A majority of respondents, 73% of those answering the relevant question (Question 24), thought revenues from a visitor levy should be allocated to priorities articulated through local tourism strategies, where they exist. There were only two types of respondent (Community council or residents' association and Trades union, political party or campaign organisation respondents) amongst whom the majority did not support this approach.
Articulated through local tourism strategies: Respondents who thought revenues should be allocated in line with local tourism strategies often commented that spend should be focused on, or restricted to, specific tourism-related activities. It was also suggested that having a local tourism strategy in place should be compulsory or that having a strategy in place should be a condition of being able to charge a visitor levy.

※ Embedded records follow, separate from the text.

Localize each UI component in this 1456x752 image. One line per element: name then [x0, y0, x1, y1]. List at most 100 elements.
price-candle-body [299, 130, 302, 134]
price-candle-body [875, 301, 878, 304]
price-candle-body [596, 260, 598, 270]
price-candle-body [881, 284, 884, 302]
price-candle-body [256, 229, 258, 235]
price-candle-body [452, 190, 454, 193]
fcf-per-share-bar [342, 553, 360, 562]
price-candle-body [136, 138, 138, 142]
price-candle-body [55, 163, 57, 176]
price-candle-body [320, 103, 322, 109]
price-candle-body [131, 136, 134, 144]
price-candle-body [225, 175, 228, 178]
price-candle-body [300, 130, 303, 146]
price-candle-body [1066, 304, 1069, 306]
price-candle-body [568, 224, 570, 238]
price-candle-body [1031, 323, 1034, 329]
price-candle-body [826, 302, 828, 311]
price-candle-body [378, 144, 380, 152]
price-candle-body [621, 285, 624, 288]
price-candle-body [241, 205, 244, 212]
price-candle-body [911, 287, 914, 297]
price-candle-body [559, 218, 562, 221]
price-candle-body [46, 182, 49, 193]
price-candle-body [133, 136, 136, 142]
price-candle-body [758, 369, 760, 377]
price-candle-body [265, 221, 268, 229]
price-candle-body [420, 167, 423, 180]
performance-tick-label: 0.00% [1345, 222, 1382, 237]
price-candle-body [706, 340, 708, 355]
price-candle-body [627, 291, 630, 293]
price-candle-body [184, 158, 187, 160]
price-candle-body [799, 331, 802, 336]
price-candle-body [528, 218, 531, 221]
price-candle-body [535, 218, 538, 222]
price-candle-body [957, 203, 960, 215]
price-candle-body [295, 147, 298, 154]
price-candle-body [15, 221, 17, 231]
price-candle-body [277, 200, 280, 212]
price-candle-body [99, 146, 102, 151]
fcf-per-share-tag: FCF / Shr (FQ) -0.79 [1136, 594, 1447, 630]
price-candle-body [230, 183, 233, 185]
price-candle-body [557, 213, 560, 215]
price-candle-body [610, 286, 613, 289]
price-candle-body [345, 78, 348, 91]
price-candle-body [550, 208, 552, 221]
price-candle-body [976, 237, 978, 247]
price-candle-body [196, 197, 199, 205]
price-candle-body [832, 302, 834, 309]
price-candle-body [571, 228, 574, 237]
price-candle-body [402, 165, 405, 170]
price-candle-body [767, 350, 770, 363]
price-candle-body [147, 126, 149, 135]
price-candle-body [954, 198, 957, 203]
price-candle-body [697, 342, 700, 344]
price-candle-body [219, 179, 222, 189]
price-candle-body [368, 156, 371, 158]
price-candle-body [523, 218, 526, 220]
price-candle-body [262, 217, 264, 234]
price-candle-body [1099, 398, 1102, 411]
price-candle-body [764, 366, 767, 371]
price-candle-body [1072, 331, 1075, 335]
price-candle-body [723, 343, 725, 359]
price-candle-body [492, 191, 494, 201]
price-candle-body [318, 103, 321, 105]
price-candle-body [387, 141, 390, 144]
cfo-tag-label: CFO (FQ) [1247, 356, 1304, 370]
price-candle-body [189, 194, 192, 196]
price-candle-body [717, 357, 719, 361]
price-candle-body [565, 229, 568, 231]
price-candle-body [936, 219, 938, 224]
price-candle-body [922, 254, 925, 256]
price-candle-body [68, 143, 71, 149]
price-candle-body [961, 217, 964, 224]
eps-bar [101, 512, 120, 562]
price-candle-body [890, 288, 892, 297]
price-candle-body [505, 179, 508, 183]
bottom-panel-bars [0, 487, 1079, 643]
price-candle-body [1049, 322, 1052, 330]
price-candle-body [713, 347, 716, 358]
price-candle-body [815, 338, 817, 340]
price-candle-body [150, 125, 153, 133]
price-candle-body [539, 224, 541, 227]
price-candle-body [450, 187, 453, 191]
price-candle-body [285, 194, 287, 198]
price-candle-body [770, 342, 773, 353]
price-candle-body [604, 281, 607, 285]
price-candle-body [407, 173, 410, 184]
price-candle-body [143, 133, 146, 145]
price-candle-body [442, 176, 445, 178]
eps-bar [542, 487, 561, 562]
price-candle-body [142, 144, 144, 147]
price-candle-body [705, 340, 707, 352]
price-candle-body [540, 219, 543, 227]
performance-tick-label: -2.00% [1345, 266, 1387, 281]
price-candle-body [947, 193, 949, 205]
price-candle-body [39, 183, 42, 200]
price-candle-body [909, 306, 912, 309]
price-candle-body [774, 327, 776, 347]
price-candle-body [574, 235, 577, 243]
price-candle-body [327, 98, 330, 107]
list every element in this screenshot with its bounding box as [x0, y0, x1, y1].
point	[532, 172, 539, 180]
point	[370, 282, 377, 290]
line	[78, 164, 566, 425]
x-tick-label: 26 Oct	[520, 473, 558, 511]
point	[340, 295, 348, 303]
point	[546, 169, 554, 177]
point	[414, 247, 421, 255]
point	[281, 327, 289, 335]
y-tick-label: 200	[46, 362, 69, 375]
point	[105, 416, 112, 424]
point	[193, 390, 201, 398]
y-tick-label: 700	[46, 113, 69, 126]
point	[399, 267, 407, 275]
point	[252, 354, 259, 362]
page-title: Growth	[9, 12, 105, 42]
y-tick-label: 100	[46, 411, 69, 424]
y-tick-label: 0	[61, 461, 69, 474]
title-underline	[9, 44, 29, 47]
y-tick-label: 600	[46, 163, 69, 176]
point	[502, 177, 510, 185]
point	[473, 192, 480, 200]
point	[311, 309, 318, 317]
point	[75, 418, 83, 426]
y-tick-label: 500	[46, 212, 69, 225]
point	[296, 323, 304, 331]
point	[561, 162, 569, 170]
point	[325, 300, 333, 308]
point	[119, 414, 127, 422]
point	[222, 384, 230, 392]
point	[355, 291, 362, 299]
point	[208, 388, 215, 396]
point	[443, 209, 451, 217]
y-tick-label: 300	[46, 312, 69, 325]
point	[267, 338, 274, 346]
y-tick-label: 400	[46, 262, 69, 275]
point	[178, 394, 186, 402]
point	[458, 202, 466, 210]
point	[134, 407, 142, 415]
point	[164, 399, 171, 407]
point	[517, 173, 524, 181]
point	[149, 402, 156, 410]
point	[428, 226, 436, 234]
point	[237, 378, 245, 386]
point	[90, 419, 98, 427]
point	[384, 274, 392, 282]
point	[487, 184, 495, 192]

There were specific references to tourism development activities being the only appropriate focus of spend or to monies being ring-fenced for tourism-related infrastructure in the relevant local authority.
Not articulated through local tourism strategies: Those who did not think revenues from a visitor levy should be allocated to priorities articulated through local tourism strategies often focused on alternative priorities for spending. The themes raised, and alternatives suggested, were often similar to those identified by respondents who did think revenues should be allocated to priorities articulated through a tourism strategy but who thought that other sectors, such as culture, or public services should benefit as well.
Other comments included that revenues should be spent to benefit both local residents and visitors. There were references to spending on local infrastructure, such as on maintaining the road network. It was sometimes simply noted that priorities should be a matter for local authorities to determine.